More substantively, Medicare should consider the ways in which the IRA’s negotiation authority can be used to encourage manufacturers to engage in high-value innovation that delivers clinical benefits to patients rather than to churn out me-too drugs. Medicare has been working to move away from a payment model that incentivizes the provision of a high volume of services toward ones that encourage the provision of high-value services. Until now, however, those efforts have primarily been focused on health care services like, say, whether patients are readmitted to the hospital soon after their release, while goods such as prescription drugs have not been in their sights.
But a variety of elements of the IRA may allow a movement toward value-based reimbursement in pharmaceuticals. In price negotiations, Medicare must consider not only evidence regarding a drug’s comparative effectiveness and potential benefits over therapeutic alternatives (as noted above), but also whether the drug addresses “unmet medical needs.” The IRA should encourage manufacturers to develop information about the latter, rebalancing R&D in directions of innovation.

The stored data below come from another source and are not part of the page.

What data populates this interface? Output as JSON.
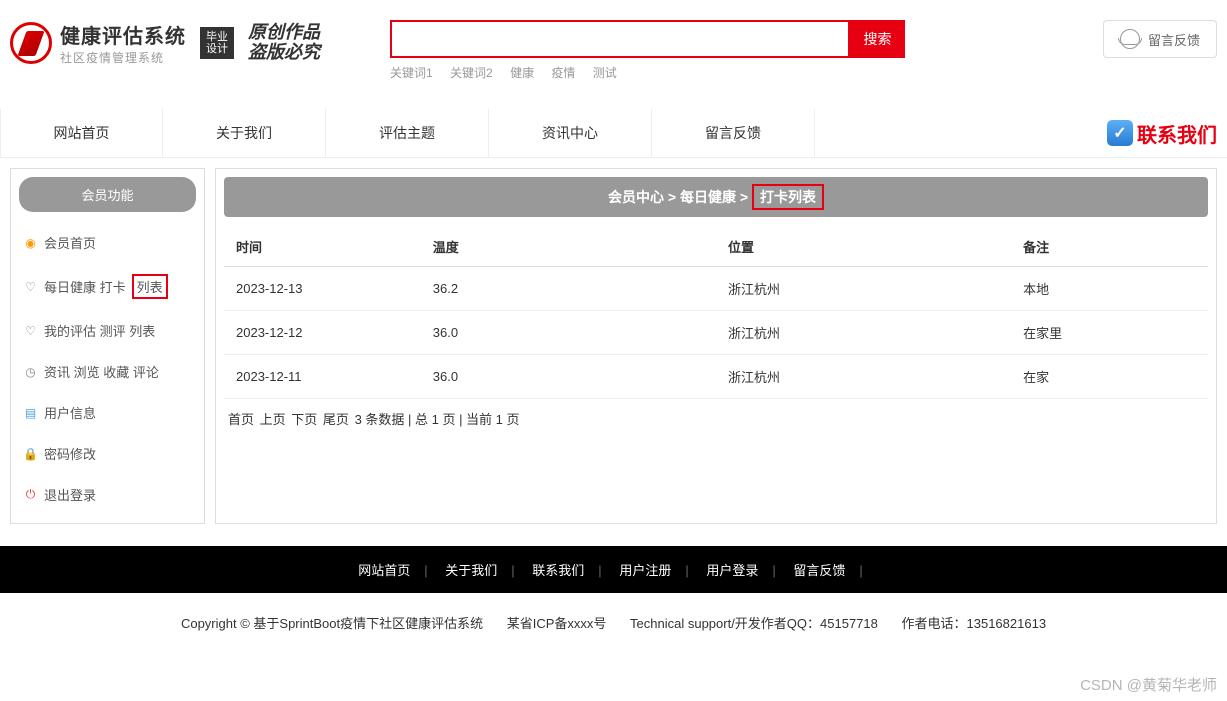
{
  "header": {
    "logo_title": "健康评估系统",
    "logo_sub": "社区疫情管理系统",
    "badge_line1": "毕业",
    "badge_line2": "设计",
    "calli_line1": "原创作品",
    "calli_line2": "盗版必究",
    "search_btn": "搜索",
    "search_placeholder": "",
    "keywords": [
      "关键词1",
      "关键词2",
      "健康",
      "疫情",
      "测试"
    ],
    "feedback": "留言反馈"
  },
  "nav": {
    "items": [
      "网站首页",
      "关于我们",
      "评估主题",
      "资讯中心",
      "留言反馈"
    ],
    "contact": "联系我们"
  },
  "sidebar": {
    "title": "会员功能",
    "items": [
      {
        "label": "会员首页"
      },
      {
        "label_pre": "每日健康 打卡",
        "label_box": "列表"
      },
      {
        "label": "我的评估 测评 列表"
      },
      {
        "label": "资讯 浏览 收藏 评论"
      },
      {
        "label": "用户信息"
      },
      {
        "label": "密码修改"
      },
      {
        "label": "退出登录"
      }
    ]
  },
  "breadcrumb": {
    "p1": "会员中心",
    "sep": " > ",
    "p2": "每日健康",
    "p3": "打卡列表"
  },
  "table": {
    "headers": [
      "时间",
      "温度",
      "位置",
      "备注"
    ],
    "rows": [
      [
        "2023-12-13",
        "36.2",
        "浙江杭州",
        "本地"
      ],
      [
        "2023-12-12",
        "36.0",
        "浙江杭州",
        "在家里"
      ],
      [
        "2023-12-11",
        "36.0",
        "浙江杭州",
        "在家"
      ]
    ]
  },
  "pager": {
    "first": "首页",
    "prev": "上页",
    "next": "下页",
    "last": "尾页",
    "info": "3 条数据 | 总 1 页 | 当前 1 页"
  },
  "footer": {
    "links": [
      "网站首页",
      "关于我们",
      "联系我们",
      "用户注册",
      "用户登录",
      "留言反馈"
    ],
    "copy_pre": "Copyright © 基于SprintBoot疫情下社区健康评估系统",
    "icp": "某省ICP备xxxx号",
    "support": "Technical support/开发作者QQ：45157718",
    "phone": "作者电话：13516821613"
  },
  "watermark": "CSDN @黄菊华老师"
}
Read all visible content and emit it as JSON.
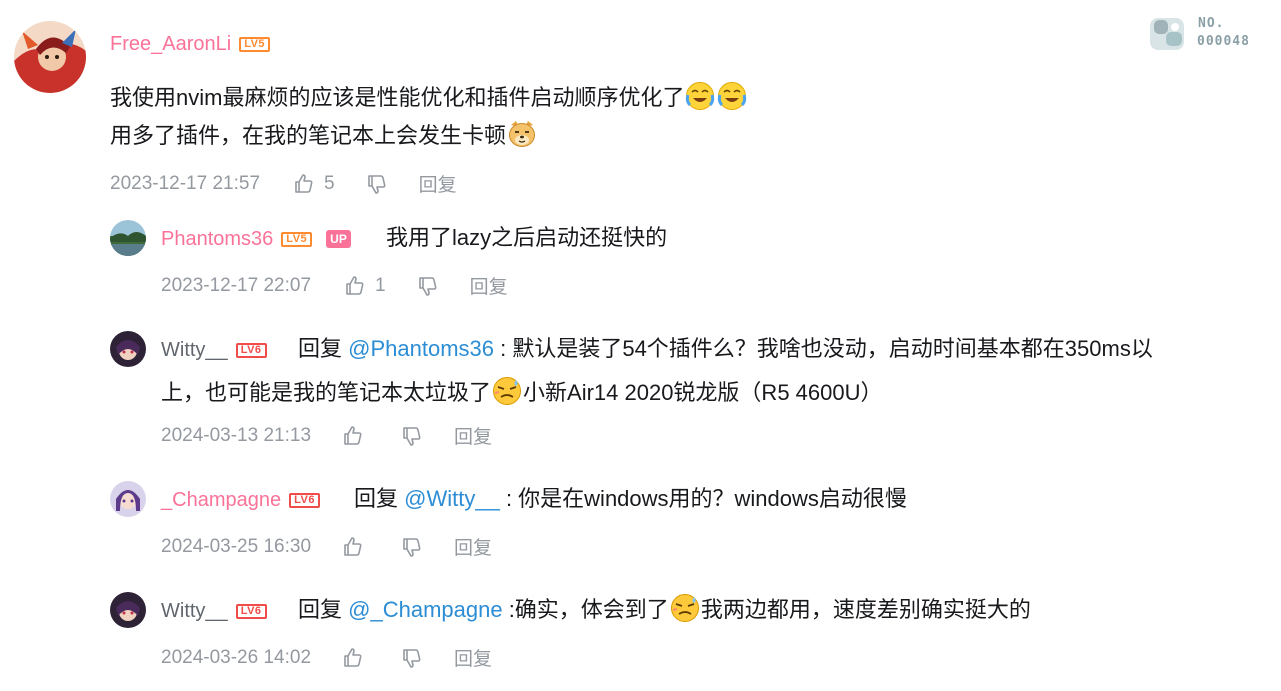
{
  "colors": {
    "username_pink": "#fb7299",
    "username_gray": "#61666d",
    "mention_blue": "#2c8dd5",
    "meta_gray": "#9499a0",
    "lv5": "#ff8a30",
    "lv6": "#f04c49"
  },
  "stamp": {
    "title": "NO.",
    "number": "000048"
  },
  "main_comment": {
    "username": "Free_AaronLi",
    "level": "LV5",
    "line1": "我使用nvim最麻烦的应该是性能优化和插件启动顺序优化了",
    "line1_emotes": [
      "cry-laugh-emote",
      "cry-laugh-emote"
    ],
    "line2": "用多了插件，在我的笔记本上会发生卡顿",
    "line2_emote": "doge-emote",
    "time": "2023-12-17 21:57",
    "likes": "5",
    "reply_label": "回复"
  },
  "replies": [
    {
      "username": "Phantoms36",
      "level": "LV5",
      "up_badge": "UP",
      "text": "我用了lazy之后启动还挺快的",
      "time": "2023-12-17 22:07",
      "likes": "1",
      "reply_label": "回复"
    },
    {
      "username": "Witty__",
      "level": "LV6",
      "reply_prefix": "回复",
      "mention": "@Phantoms36",
      "text_a": " : 默认是装了54个插件么？我啥也没动，启动时间基本都在350ms以",
      "text_b": "上，也可能是我的笔记本太垃圾了",
      "emote": "sweat-emote",
      "text_c": "小新Air14 2020锐龙版（R5 4600U）",
      "time": "2024-03-13 21:13",
      "reply_label": "回复"
    },
    {
      "username": "_Champagne",
      "level": "LV6",
      "reply_prefix": "回复",
      "mention": "@Witty__",
      "text": " : 你是在windows用的？windows启动很慢",
      "time": "2024-03-25 16:30",
      "reply_label": "回复"
    },
    {
      "username": "Witty__",
      "level": "LV6",
      "reply_prefix": "回复",
      "mention": "@_Champagne",
      "text_a": " :确实，体会到了",
      "emote": "sweat-emote",
      "text_b": "我两边都用，速度差别确实挺大的",
      "time": "2024-03-26 14:02",
      "reply_label": "回复"
    }
  ]
}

These potential impacts of the IRA help illustrate why industry’s arguments regarding the law’s impact on innovation are incomplete at best. BIO, the trade organization representing biotechnology firms, argued that the IRA will “kill innovation” and mean “fewer cures for patients.” To be sure, the CBO did conclude that the IRA would lead to one fewer drug being approved over the next decade, and an added 12 over the next two decades after that (out of about 1,300 drugs they expect to be approved over those 30 years). But importantly, CBO did not claim to analyze the “classes or types of drugs” that would be affected or their impact on health. That is, these analyses focused on the number — not the clinical value — of new drugs that would be expected to come to market. And to the extent that the IRA encourages Medicare to pay more for drugs that can demonstrate superior clinical benefits, the new law may differentially discourage research into me-too drugs as well as those less likely to satisfy unmet medical needs.
• • •
The drug provisions of the IRA represent a significant step in rationalizing the byzantine system of developing and distributing drugs that nevertheless restricts access for millions. But it plainly only represents the beginning of an uphill battle to contain prescription drug costs while being mindful of the tradeoffs, including implications for innovation.